As reported by Pando Daily, a source with knowledge of the matter claims an agreement between Apple and Path is "essentially a done deal." The publication cites one person currently working for Apple in unnamed engineering department.
Interestingly, the source says Apple is looking to keep Path intact following the rumored buyout, a tactic that strays from the company's usual M&A tactics. Save for the recent acquisition of Beats, Apple usually performs so-called "acquihires," or purchases made for talent, not a brand name. The publication speculates that Path may make its way into iOS Messages.

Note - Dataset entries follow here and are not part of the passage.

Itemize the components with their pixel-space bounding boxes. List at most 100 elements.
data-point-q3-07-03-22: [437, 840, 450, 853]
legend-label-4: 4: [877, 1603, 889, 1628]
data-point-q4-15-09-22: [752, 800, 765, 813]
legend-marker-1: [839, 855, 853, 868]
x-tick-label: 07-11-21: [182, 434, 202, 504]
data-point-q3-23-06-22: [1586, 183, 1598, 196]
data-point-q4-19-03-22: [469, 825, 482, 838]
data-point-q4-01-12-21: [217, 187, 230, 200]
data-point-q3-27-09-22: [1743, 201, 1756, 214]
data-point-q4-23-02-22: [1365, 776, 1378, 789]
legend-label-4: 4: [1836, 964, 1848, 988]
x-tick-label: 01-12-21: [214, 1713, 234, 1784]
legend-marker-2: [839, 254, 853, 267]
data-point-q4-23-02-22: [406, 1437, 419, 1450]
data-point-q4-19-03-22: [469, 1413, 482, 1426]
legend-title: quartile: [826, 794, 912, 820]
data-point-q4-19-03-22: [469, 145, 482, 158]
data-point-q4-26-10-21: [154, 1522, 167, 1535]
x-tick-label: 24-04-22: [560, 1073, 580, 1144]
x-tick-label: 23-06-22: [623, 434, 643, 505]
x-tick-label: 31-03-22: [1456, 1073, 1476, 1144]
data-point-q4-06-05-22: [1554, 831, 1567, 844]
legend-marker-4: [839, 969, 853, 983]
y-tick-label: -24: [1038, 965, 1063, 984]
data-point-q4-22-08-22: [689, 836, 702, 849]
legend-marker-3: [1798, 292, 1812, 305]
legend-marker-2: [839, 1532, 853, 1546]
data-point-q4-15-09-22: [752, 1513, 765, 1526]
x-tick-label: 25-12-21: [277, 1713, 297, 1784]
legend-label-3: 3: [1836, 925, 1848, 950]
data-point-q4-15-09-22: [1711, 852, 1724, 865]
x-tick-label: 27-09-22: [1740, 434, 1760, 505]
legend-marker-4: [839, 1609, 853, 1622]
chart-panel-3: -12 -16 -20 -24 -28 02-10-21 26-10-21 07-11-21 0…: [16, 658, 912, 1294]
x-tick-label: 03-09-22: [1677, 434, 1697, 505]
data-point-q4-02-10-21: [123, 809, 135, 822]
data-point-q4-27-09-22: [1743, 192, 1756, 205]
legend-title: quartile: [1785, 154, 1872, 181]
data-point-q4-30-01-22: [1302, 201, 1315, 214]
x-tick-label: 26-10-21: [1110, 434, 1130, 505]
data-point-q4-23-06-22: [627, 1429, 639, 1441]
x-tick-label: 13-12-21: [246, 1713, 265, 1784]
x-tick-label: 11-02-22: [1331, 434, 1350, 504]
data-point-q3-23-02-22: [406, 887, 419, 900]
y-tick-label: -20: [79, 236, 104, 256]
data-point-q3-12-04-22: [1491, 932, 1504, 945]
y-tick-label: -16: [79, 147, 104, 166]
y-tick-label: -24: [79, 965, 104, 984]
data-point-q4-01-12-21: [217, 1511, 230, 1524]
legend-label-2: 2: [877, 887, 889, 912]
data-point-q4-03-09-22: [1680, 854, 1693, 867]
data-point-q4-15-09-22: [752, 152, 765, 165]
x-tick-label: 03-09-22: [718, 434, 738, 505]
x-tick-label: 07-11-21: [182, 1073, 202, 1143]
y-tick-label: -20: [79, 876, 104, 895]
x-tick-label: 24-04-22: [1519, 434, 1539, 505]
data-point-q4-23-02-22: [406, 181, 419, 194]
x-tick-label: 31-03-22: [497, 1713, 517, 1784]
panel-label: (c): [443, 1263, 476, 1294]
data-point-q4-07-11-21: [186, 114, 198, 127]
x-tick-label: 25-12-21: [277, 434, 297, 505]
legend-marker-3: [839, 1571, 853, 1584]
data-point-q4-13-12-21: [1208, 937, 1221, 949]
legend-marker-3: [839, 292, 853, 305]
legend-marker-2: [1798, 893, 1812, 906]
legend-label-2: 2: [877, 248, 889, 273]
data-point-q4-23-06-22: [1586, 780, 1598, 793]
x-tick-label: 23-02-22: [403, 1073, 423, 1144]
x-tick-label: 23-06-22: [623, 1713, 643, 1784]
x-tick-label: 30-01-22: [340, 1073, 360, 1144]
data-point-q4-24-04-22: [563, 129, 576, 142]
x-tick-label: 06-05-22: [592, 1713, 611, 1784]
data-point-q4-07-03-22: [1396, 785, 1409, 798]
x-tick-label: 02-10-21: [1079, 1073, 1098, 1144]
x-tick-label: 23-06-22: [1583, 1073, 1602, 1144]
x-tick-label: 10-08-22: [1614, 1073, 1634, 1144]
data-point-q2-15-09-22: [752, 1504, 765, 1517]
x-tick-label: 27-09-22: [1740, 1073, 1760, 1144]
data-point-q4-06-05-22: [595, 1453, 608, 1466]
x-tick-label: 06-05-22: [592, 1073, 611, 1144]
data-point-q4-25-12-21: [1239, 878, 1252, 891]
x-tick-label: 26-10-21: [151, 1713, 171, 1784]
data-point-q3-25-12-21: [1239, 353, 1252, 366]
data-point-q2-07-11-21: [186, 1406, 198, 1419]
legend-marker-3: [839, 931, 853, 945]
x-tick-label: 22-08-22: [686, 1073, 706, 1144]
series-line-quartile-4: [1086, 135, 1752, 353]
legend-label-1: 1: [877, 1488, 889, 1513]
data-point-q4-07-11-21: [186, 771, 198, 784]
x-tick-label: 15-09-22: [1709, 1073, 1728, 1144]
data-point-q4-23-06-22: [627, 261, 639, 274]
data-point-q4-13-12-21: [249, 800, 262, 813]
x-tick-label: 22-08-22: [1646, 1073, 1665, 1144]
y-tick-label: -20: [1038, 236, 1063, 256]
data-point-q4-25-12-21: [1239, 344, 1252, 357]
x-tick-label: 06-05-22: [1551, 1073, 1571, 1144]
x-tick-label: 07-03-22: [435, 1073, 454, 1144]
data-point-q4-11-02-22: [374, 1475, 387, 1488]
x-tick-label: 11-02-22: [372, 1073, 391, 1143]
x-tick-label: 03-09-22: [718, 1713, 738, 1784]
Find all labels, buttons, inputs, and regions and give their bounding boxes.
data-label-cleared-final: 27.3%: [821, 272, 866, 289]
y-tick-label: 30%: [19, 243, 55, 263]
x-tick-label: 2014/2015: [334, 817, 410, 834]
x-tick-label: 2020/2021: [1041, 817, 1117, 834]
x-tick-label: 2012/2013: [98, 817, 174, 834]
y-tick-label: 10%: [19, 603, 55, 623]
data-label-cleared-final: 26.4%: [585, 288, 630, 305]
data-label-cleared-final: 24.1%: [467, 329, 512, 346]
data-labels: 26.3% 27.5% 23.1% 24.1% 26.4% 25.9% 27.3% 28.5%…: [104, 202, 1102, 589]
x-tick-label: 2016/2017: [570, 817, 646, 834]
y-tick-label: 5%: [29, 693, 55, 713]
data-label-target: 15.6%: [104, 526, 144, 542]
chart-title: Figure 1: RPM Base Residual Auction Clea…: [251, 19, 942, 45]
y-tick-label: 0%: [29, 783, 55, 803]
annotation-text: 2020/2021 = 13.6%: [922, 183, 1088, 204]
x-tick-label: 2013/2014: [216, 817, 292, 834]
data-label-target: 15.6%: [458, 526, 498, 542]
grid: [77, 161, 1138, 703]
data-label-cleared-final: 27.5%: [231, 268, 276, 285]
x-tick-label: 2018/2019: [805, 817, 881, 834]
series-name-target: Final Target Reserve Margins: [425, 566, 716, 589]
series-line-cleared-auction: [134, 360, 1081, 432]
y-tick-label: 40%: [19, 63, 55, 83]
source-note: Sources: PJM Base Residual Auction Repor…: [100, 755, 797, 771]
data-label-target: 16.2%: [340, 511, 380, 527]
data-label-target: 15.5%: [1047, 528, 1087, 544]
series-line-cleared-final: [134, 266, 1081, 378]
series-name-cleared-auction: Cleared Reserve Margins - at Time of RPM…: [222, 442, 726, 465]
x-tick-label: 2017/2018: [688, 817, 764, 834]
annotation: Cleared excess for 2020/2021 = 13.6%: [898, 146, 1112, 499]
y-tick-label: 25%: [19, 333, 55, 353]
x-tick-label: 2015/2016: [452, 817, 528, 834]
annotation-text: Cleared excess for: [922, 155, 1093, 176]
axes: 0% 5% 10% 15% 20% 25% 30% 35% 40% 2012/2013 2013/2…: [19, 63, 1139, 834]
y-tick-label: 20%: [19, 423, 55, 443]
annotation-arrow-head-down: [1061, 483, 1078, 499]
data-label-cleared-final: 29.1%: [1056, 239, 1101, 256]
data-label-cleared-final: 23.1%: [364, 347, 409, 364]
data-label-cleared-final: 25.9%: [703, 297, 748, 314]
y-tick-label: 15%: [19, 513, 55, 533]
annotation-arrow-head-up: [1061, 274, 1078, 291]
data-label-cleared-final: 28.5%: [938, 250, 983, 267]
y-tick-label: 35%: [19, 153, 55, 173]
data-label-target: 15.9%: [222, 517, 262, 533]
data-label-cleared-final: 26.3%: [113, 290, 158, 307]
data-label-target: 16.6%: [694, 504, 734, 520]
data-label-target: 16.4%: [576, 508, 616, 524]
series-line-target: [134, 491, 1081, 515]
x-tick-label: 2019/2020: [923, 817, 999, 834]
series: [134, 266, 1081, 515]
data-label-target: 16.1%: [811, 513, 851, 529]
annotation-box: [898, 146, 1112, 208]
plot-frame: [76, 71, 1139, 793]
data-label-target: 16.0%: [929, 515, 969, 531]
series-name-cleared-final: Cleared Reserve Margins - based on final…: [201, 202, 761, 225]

Path, which has been frequently featured in the iOS App Store, is not unlike a mobile-only version of Facebook. Users can share photos, videos, audio messages, and thoughts with their friends, who can reply with fine-grained emotions — friends can express shock at a post, for instance, or "love" rather than simply "liking" the content. In addition, Path users can simultaneously share "moments" with their other social networks, putting Path at the middle of their social sharing endeavors.
The company has also recently spun off its in-app messaging feature as a standalone app called Path Talk, which competes with "over the top" messenger apps like WhatsApp and Kik.
Pando Daily also points out that Path cofounder Dave Morin was seen sitting in the front row at Flint Center for Tuesday's iPhone 6 keynote. Apple saves those seats for high-ranking executives and special guests. For example, during the presentation, Jony Ive was seen sitting with design superstar and new Apple employee Marc Newson.
Pricing went unmentioned, but the struggling social networking firm's recent round of funding reportedly clocked in at a sub-$400 million valuation, much less than a rumored $500 million valuation sought by executives. Further, Path is not a high-ranking title in the iOS App Store and currently sits below the top-1,000 downloaded apps.
Aside from being one of the less popular social networking services, Path had a few missteps that drew scrutiny from governmental regulatory agencies and even Apple itself. In 2012, the firm was dinged for uploading users' address books without permission, claiming the automated action was meant to more easily find other friends using the app. The issue snowballed into a U.S. Federal Trade Commission investigation, which was ultimately settled for $800,000 in early 2013.